Am I a Traveler or a Tourist?

The never ending debate between the separation of tourist and traveler continues.

photo credit: David Blaikie
photo credit: David Blaikie

Most travelers pride themselves on not being tourists. They are adamant about avoiding package holidays or group tours. They are proud of their free-spiritedness: not booking hotels in advance. They insist on spending less money and keeping that money in the local economy. They leave home not only to see other places but to meet the local people of the place they are visiting. And they certainly would never walk around the city with their camera hanging around their neck.

When I’m standing at the on-ramp of the highway looking to hitch a ride to Bordeaux, eating fondue on the mountainside overlooking Lake Geneva in Switzerland with my Swiss friends, or surfing in the Algarve with German hippies, I am a traveler.

But sometimes, I can’t help it. In my moments of weakness, I become a tourist. Be it for an afternoon touring the Prado in Madrid or a full day walking around Manhattan staring upward.

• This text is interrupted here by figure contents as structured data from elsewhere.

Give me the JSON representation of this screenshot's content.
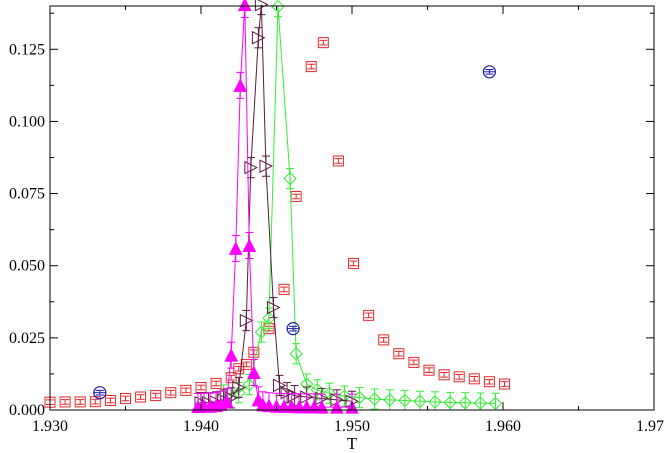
{
  "chart_data": {
    "type": "scatter",
    "title": "",
    "xlabel": "T",
    "ylabel": "",
    "xlim": [
      1.93,
      1.97
    ],
    "ylim": [
      0.0,
      0.14
    ],
    "grid": false,
    "legend": "none",
    "x_ticks": [
      "1.930",
      "1.940",
      "1.950",
      "1.960",
      "1.970"
    ],
    "y_ticks": [
      "0.000",
      "0.025",
      "0.050",
      "0.075",
      "0.100",
      "0.125"
    ],
    "series": [
      {
        "marker": "square",
        "color": "#e8262b",
        "line": false,
        "points": [
          [
            1.93,
            0.0027
          ],
          [
            1.931,
            0.0028
          ],
          [
            1.932,
            0.0028
          ],
          [
            1.933,
            0.0029
          ],
          [
            1.934,
            0.0033
          ],
          [
            1.935,
            0.004
          ],
          [
            1.936,
            0.0045
          ],
          [
            1.937,
            0.005
          ],
          [
            1.938,
            0.006
          ],
          [
            1.939,
            0.0068
          ],
          [
            1.94,
            0.0078
          ],
          [
            1.941,
            0.0092
          ],
          [
            1.942,
            0.0112
          ],
          [
            1.9425,
            0.0143
          ],
          [
            1.943,
            0.0158
          ],
          [
            1.9435,
            0.02
          ],
          [
            1.9445,
            0.0282
          ],
          [
            1.9455,
            0.0418
          ],
          [
            1.9463,
            0.074
          ],
          [
            1.9473,
            0.119
          ],
          [
            1.9481,
            0.1273
          ],
          [
            1.9491,
            0.0863
          ],
          [
            1.9501,
            0.0508
          ],
          [
            1.9511,
            0.0328
          ],
          [
            1.9521,
            0.0243
          ],
          [
            1.9531,
            0.0195
          ],
          [
            1.9541,
            0.0165
          ],
          [
            1.9551,
            0.0138
          ],
          [
            1.9561,
            0.0122
          ],
          [
            1.9571,
            0.0115
          ],
          [
            1.9581,
            0.0108
          ],
          [
            1.9591,
            0.0098
          ],
          [
            1.9601,
            0.009
          ]
        ]
      },
      {
        "marker": "diamond",
        "color": "#33ee33",
        "line": true,
        "error": 0.0035,
        "points": [
          [
            1.9415,
            0.0052
          ],
          [
            1.9425,
            0.006
          ],
          [
            1.9432,
            0.0088
          ],
          [
            1.944,
            0.027
          ],
          [
            1.9445,
            0.0318
          ],
          [
            1.9451,
            0.1398
          ],
          [
            1.9459,
            0.0802
          ],
          [
            1.9463,
            0.0195
          ],
          [
            1.947,
            0.009
          ],
          [
            1.9477,
            0.007
          ],
          [
            1.9485,
            0.0058
          ],
          [
            1.9495,
            0.0048
          ],
          [
            1.9505,
            0.0043
          ],
          [
            1.9515,
            0.0038
          ],
          [
            1.9525,
            0.0035
          ],
          [
            1.9535,
            0.0033
          ],
          [
            1.9545,
            0.003
          ],
          [
            1.9555,
            0.0028
          ],
          [
            1.9565,
            0.0026
          ],
          [
            1.9575,
            0.0025
          ],
          [
            1.9585,
            0.0024
          ],
          [
            1.9595,
            0.0023
          ]
        ]
      },
      {
        "marker": "triangle-right",
        "color": "#5c1a3f",
        "line": true,
        "error": 0.0035,
        "points": [
          [
            1.94,
            0.0025
          ],
          [
            1.9405,
            0.0025
          ],
          [
            1.941,
            0.0028
          ],
          [
            1.9415,
            0.0035
          ],
          [
            1.942,
            0.0042
          ],
          [
            1.9425,
            0.0078
          ],
          [
            1.943,
            0.031
          ],
          [
            1.9433,
            0.084
          ],
          [
            1.9438,
            0.129
          ],
          [
            1.944,
            0.1405
          ],
          [
            1.9443,
            0.0845
          ],
          [
            1.9448,
            0.0355
          ],
          [
            1.9452,
            0.0085
          ],
          [
            1.9457,
            0.006
          ],
          [
            1.9462,
            0.005
          ],
          [
            1.947,
            0.0045
          ],
          [
            1.948,
            0.004
          ],
          [
            1.949,
            0.0035
          ],
          [
            1.95,
            0.003
          ]
        ]
      },
      {
        "marker": "triangle-up",
        "color": "#ff00ff",
        "line": true,
        "filled": true,
        "error": 0.0045,
        "points": [
          [
            1.9398,
            0.0012
          ],
          [
            1.9402,
            0.0013
          ],
          [
            1.9406,
            0.0013
          ],
          [
            1.941,
            0.0015
          ],
          [
            1.9413,
            0.002
          ],
          [
            1.9417,
            0.003
          ],
          [
            1.942,
            0.019
          ],
          [
            1.9423,
            0.056
          ],
          [
            1.9426,
            0.1125
          ],
          [
            1.9429,
            0.1405
          ],
          [
            1.9432,
            0.057
          ],
          [
            1.9435,
            0.013
          ],
          [
            1.9438,
            0.0035
          ],
          [
            1.9441,
            0.0018
          ],
          [
            1.9445,
            0.0015
          ],
          [
            1.945,
            0.0013
          ],
          [
            1.9455,
            0.0012
          ],
          [
            1.946,
            0.0012
          ],
          [
            1.9465,
            0.0011
          ],
          [
            1.947,
            0.0011
          ],
          [
            1.9475,
            0.0011
          ],
          [
            1.948,
            0.001
          ],
          [
            1.949,
            0.001
          ],
          [
            1.95,
            0.001
          ]
        ]
      },
      {
        "marker": "circle",
        "color": "#1a1aaa",
        "line": false,
        "points": [
          [
            1.9333,
            0.006
          ],
          [
            1.9461,
            0.0282
          ],
          [
            1.9591,
            0.1172
          ]
        ]
      }
    ]
  }
}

But enough from me. Here the world’s most prominent voices on travel duke it out.

Pico Iyer:

“Though it’s fashionable nowadays to draw a distinction between the ‘tourist’ and the ‘traveler,’ perhaps the real distinction lies between those who leave their assumptions at home, and those who don’t: Among those who don’t, a tourist is just someone who complains, ‘Nothing here is the way it is at home,’ while a traveler is one who grumbles, ‘Everything here is the same as it is in Cairo—or Cuzco or Kathmandu.’ It’s all very much the same.”

Paul Theroux:

“Tourists don’t know where they’ve been, travelers don’t know where they’re going.”

Rolf Potts, from Vegabonding:

“In reality, travel is not a social contest, and vagabonding has never represented a caste on the tourist/traveler hierarchy. Depending upon circumstance, a sincere vagabonder could variously be called a traveler or a tourist, a pilgrim or a satyr, and victor or a victim, an individual seeker or a demographic trend. Indeed, the main conceit in trying to discern travelers from tourists is that you end up with a flimsy facade of presumed insiders and outsiders. By the vacuous standards of fashion, insiders and outsiders are necessary — but in the realm of travel (where, by definition, you are always a guest in foreign places) such a distinction is ridiculous.”

Daniel J. Boorstin:

“The traveler was active; he went strenuously in search of people, of adventure, of experience. The tourist is passive; he expects interesting things to happen to him. He goes “sight-seeing.””

G.K. Chesterton:

“The traveler sees what he sees.  The tourist sees what he has come to see.”

Russell Baker:

“The worst thing about being a tourist is having other tourists recognize you as a tourist.”

Gary Langer, from Transitions Abroad magazine, Vol. 1, #1 (1977):

“Tourists are those who bring their homes with them wherever they go, and apply them to whatever they see… Travelers leave home at home, bringing only themselves and a desire to see and hear and feel and take in and grow and learn.”